Les sondages – qui s’abattront sur nous en rafale d’ici le 23 janvier – démontreraient selon certains que le NPD ne peut prendre le pouvoir. Le passé révèle l’absurdité d’une telle remarque. On n’a qu’à penser aux débandades de John Turner en 1984 et de Kim Campbell en 1993. Les deux menaient dans les sondages au début de la campagne.

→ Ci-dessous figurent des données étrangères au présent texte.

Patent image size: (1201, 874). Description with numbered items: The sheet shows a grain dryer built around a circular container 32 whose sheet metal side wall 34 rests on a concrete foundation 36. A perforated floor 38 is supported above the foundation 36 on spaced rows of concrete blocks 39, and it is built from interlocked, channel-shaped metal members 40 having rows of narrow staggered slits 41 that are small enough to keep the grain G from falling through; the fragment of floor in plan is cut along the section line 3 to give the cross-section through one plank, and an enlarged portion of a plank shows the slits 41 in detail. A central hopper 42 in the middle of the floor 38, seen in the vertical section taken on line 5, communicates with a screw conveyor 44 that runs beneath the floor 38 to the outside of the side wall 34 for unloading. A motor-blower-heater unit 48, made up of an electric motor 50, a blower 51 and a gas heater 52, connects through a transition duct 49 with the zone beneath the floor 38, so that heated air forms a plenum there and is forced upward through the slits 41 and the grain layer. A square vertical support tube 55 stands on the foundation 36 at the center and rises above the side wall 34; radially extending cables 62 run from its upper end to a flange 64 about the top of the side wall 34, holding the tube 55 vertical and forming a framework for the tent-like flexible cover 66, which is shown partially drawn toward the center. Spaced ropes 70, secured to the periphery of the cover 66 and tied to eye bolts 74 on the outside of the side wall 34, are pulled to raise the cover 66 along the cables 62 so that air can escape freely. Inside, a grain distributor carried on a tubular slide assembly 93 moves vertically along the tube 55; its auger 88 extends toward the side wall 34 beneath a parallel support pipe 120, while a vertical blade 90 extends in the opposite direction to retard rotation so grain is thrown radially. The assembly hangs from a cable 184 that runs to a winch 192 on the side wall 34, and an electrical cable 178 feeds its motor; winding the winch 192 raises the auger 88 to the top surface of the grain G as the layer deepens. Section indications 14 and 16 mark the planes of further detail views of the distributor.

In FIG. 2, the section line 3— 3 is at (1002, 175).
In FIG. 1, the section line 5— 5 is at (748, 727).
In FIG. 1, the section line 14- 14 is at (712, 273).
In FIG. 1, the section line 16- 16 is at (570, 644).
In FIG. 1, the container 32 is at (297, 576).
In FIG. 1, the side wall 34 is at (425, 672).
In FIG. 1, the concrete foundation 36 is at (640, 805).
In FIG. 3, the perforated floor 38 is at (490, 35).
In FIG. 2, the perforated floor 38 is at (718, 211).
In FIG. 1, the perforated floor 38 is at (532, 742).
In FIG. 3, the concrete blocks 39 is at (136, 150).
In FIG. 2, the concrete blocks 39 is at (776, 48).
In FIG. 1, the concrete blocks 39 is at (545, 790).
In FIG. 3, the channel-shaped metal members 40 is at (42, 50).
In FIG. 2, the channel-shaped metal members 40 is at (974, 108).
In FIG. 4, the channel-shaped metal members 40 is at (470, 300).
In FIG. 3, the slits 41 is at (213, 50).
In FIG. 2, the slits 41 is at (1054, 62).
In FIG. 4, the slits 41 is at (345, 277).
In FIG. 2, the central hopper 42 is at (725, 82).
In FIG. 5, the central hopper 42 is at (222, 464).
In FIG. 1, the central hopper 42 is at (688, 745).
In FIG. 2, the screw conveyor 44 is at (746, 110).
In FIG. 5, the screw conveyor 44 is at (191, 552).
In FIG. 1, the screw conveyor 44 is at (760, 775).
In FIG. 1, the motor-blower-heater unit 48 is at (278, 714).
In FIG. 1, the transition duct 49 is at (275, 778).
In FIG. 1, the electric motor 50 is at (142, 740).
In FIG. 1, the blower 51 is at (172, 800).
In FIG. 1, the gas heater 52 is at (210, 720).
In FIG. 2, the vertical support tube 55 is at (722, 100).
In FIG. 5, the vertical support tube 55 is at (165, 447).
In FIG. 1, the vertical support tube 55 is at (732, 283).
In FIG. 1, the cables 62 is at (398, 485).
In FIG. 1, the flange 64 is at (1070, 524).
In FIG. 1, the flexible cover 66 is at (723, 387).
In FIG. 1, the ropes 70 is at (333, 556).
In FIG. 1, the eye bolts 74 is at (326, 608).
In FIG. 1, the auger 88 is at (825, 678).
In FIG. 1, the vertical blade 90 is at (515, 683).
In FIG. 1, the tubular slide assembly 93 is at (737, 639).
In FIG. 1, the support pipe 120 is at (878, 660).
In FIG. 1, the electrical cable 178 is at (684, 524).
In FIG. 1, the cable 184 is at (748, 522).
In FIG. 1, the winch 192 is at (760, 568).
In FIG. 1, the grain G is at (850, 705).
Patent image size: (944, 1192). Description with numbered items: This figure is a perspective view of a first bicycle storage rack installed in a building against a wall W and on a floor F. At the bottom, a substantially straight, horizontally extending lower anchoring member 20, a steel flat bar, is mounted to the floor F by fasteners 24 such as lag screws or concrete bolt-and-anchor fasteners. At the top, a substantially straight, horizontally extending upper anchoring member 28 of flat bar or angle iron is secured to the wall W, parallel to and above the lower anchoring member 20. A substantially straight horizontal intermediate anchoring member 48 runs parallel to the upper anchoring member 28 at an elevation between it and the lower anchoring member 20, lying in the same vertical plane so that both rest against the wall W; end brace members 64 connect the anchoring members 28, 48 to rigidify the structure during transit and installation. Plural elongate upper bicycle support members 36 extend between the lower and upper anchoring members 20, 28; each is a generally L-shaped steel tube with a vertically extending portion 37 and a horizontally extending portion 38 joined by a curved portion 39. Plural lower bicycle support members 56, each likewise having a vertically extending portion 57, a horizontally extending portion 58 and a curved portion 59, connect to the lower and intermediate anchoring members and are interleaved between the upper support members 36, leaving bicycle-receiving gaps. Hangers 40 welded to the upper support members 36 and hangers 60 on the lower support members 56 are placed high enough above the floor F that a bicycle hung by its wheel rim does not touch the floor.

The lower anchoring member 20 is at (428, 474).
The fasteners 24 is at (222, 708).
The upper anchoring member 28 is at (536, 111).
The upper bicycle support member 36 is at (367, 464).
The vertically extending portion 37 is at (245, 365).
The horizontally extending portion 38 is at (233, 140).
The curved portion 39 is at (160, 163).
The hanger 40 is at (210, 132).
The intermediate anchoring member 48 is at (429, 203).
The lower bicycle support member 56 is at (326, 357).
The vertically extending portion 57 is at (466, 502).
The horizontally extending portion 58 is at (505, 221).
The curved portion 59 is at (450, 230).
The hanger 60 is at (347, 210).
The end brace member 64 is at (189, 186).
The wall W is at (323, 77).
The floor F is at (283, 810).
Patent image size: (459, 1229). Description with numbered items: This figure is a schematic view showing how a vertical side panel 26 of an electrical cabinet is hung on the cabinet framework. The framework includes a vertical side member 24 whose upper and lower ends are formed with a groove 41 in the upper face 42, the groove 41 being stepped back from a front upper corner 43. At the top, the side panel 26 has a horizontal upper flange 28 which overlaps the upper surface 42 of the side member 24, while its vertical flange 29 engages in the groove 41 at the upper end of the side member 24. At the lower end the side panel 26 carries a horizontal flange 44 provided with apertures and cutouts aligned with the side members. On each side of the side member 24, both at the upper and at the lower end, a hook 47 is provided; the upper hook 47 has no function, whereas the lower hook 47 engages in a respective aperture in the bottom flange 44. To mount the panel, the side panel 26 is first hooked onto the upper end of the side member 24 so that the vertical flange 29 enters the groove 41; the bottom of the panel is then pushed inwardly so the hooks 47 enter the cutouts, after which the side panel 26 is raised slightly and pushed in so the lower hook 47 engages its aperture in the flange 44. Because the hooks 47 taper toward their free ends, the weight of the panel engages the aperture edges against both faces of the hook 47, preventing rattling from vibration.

Pourquoi l’élection de janvier 2006 serait-elle à l’abri d’un imprévu qui viendrait bouleverser tous les savants calculs des sondeurs ? Les électeurs canadiens sont-ils figés dans leurs choix au point d’avoir perdu leur faculté de juger ? L’opinion publique n’est pas immuable et un tsunami électoral, quoique improbable, peut toujours se produire.

Mais les revirements, s’il y en a, ont peu de chances de favoriser le NPD si celui-ci se retire de la « vraie » course. Quand M. Layton parle d’environnement, de santé ou de bois d’œuvre, on veut savoir ce que fera un gouvernement néo-démocrate, et non ce que feront une trentaine ou une quarantaine de députés du NPD qui espèrent détenir la balance du pouvoir. En s’avouant vaincu, M. Layton continuera de voir filer des appuis et risque même de démobiliser ses troupes. À la grandeur du pays, la campagne électorale perdra de sa saveur. Voilà certes une stratégie incompréhensible, et regrettable.